A.2 Open access and maintenance

To ensure the accessibility and usability of GenoTEX, we have made the dataset publicly available here. The dataset is hosted on GitHub, ensuring long-term availability and ease of access. The metadata associated with the dataset is documented here using the Croissant Metadata Record [1], providing a structured and detailed overview of the dataset’s features and attributes. We have structured the metadata according to the JSON-LD standard [28] to enhance interoperability and organization. We will maintain the dataset with regular updates and ongoing support to address any issues or improvements that may arise.

A.3 Licensing and responsibility

The GenoTEX dataset is released under a Creative Commons Attribution 4.0 International (CC BY 4.0) license [12], which allows for broad usage while protecting the rights of the creators.

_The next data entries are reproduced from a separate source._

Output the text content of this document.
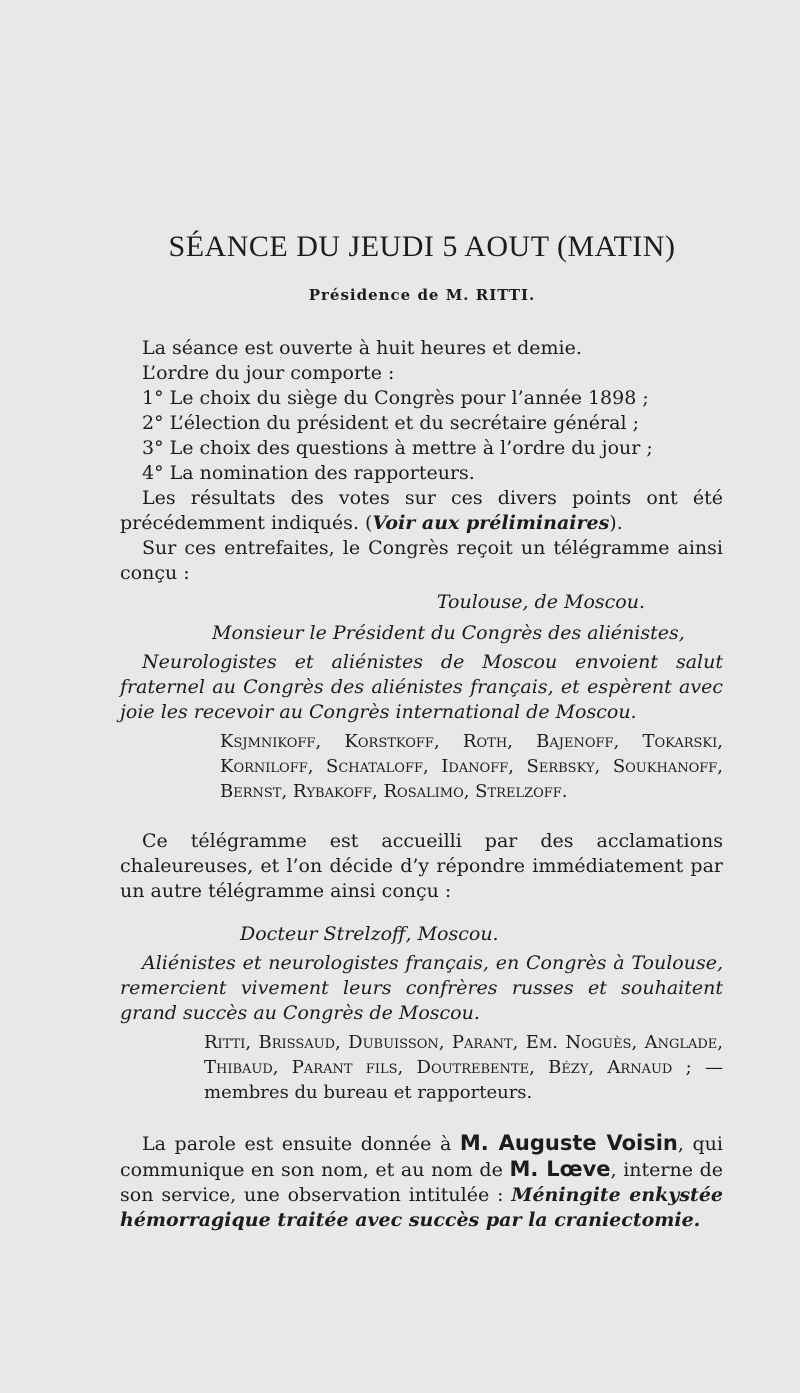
SÉANCE DU JEUDI 5 AOUT (MATIN)
Présidence de M. RITTI.

La séance est ouverte à huit heures et demie.

L’ordre du jour comporte :

1° Le choix du siège du Congrès pour l’année 1898 ;

2° L’élection du président et du secrétaire général ;

3° Le choix des questions à mettre à l’ordre du jour ;

4° La nomination des rapporteurs.

Les résultats des votes sur ces divers points ont été précédemment indiqués. (Voir aux préliminaires).

Sur ces entrefaites, le Congrès reçoit un télégramme ainsi conçu :

Toulouse, de Moscou.

Monsieur le Président du Congrès des aliénistes,

Neurologistes et aliénistes de Moscou envoient salut fraternel au Congrès des aliénistes français, et espèrent avec joie les recevoir au Congrès international de Moscou.

Ksjmnikoff, Korstkoff, Roth, Bajenoff, Tokarski, Korniloff, Schataloff, Idanoff, Serbsky, Soukhanoff, Bernst, Rybakoff, Rosalimo, Strelzoff.

Ce télégramme est accueilli par des acclamations chaleureuses, et l’on décide d’y répondre immédiatement par un autre télégramme ainsi conçu :

Docteur Strelzoff, Moscou.

Aliénistes et neurologistes français, en Congrès à Toulouse, remercient vivement leurs confrères russes et souhaitent grand succès au Congrès de Moscou.

Ritti, Brissaud, Dubuisson, Parant, Em. Noguès, Anglade, Thibaud, Parant fils, Doutrebente, Bézy, Arnaud ; — membres du bureau et rapporteurs.

La parole est ensuite donnée à M. Auguste Voisin, qui communique en son nom, et au nom de M. Lœve, interne de son service, une observation intitulée : Méningite enkystée hémorragique traitée avec succès par la craniectomie.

The authors bear full responsibility for ensuring that the dataset adheres to this license and for any potential violations of rights. This responsibility includes ensuring that all data included in GenoTEX is ethically sourced and legally compliant. Throughout the curation process, we engaged in extensive discussions and consultations to address ethical considerations and legal requirements. Despite our best efforts, we remain aware that ethical landscapes can be complex and evolving, and we continually ask ourselves whether we are meeting the highest standards. This involved careful examination of each dataset to ensure the absence of personally identifiable information and compliance with all relevant standards. Our approach aims to ensure that GenoTEX meets the ethical and legal standards expected in the field of machine learning and computational genomics research.

A.4 Data format and persistent identifiers

GenoTEX is provided in open and widely used data formats, including CSV and JSON, ensuring compatibility with a wide range of analytical tools and platforms. Detailed instructions on how to read and use the dataset are included in the documentation, making it accessible to both novice and experienced researchers. To enhance the dataset’s stability and ease of reference, we have minted a DOI for GenoTEX. This DOI will serve as a reliable means of access and citation for the dataset, promoting its use in academic and professional research.

A.5 Reproducibility

To support reproducibility, we have included all the necessary datasets, code, and evaluation procedures in our documentation. We have worked diligently to ensure that others can replicate the results of our analyses. By our commitment to transparency and reproducibility, we hope to facilitate the wider adoption and validation of AI-driven methods in genomics research.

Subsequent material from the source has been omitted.